The pathologies described in the autopsy reports such as age-related brain- and neurodegeneration and neoplastic brain changes are evenly distributed between the deceased COPD and control donors. These data suggest that COPD is not the main contributor in the onset of these brain pathologies.
Although evidence has been found for a relationship between neuropathologic alterations and cognitive impairment in COPD, 9,13 –16 the results of this study do not show a higher prevalence of neuropathologic brain changes in COPD. Other previously hypothesized etiologic factors for cognitive impairment in patients with COPD are smoking, inflammation, atherosclerosis and also decreased physical activity, exacerbations and co-morbid conditions such as obstructive sleep apnoea syndrome and major depressive disorders. Future studies should explore brain abnormalities using structural and functional brain MRI scans along with the investigation of cognitive functioning in patients with and without COPD.
Limitations
A first potential limitation is the retrospective nature of this study with pathological records only. Data collection was dependent on the availability and accuracy of the medical records. No information was available about the lung function, including severity of COPD (i.e. Global Initiative for Chronic Obstructive Lung Disease grading). Therefore, it was unknown whether and to what extent the diagnosis of COPD was confirmed by spirometry. Moreover, the amount of structural brain changes and areas affected in the brain were not consistently described in the medical records and therefore could not be explored in this study. Furthermore, the present study could not explore the causal relationship between impaired lung function and brain pathology. Also data about cognitive functioning, educational level, intelligence, sleep apnoea, smoking history, hypoxaemia, alcohol consumption, medication and long-term oxygen therapy were incomplete or unavailable. Because of the poor characterization of the COPD patients it was impossible to explore the relationship between COPD and the presence of structural brain changes after correction for clinical characteristics such as severity of airflow limitation or hypoxaemia. Second, the donor sample may have been distorted by selection bias, involving persons motivated to make their brain available for brain autopsy.
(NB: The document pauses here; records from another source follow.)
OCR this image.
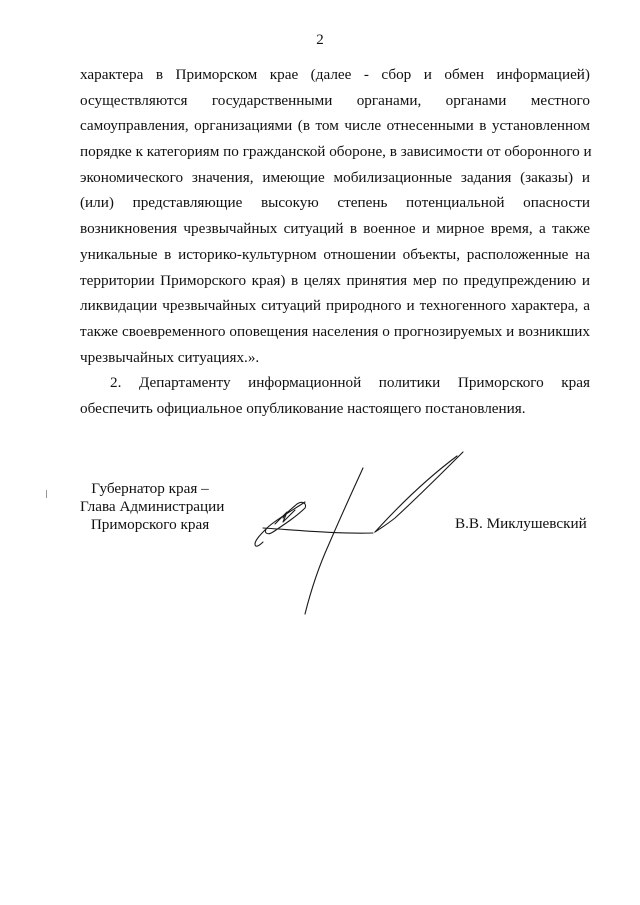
2
характера в Приморском крае (далее - сбор и обмен информацией)
осуществляются государственными органами, органами местного
самоуправления, организациями (в том числе отнесенными в установленном
порядке к категориям по гражданской обороне, в зависимости от оборонного и
экономического значения, имеющие мобилизационные задания (заказы) и
(или) представляющие высокую степень потенциальной опасности
возникновения чрезвычайных ситуаций в военное и мирное время, а также
уникальные в историко-культурном отношении объекты, расположенные на
территории Приморского края) в целях принятия мер по предупреждению и
ликвидации чрезвычайных ситуаций природного и техногенного характера, а
также своевременного оповещения населения о прогнозируемых и возникших
чрезвычайных ситуациях.».
2. Департаменту информационной политики Приморского края
обеспечить официальное опубликование настоящего постановления.
Губернатор края –
Глава Администрации
Приморского края	В.В. Миклушевский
These persons may not be generalizable to the whole population. 43 Furthermore, this may explain the deviated distribution of causes of death in this study sample compared with the previously described COPD literature. 44
Conclusions
The presence of brain pathologies did not differ between deceased persons with and without COPD. Interestingly, vascular brain changes were described more often in the brain autopsy reports of controls. However, the clinical relevance of this finding remains unknown. Longitudinal prospective studies should explore brain abnormalities using structural and functional brain MRI scans along with the investigation of pulmonary function and cognitive functioning in patients with COPD and age-matched controls without COPD.
Footnotes
Acknowledgements
The authors thank The Netherlands Brain Bank, Amsterdam, the Netherlands, for providing the medical records.
Conflict of interest
All authors of this article declare that there is no financial or moral conflict of interest that would bias the impartiality of this work
Funding
The research work was financially supported by a funding from The Weijerhorst Foundation, Maastricht, the Netherlands.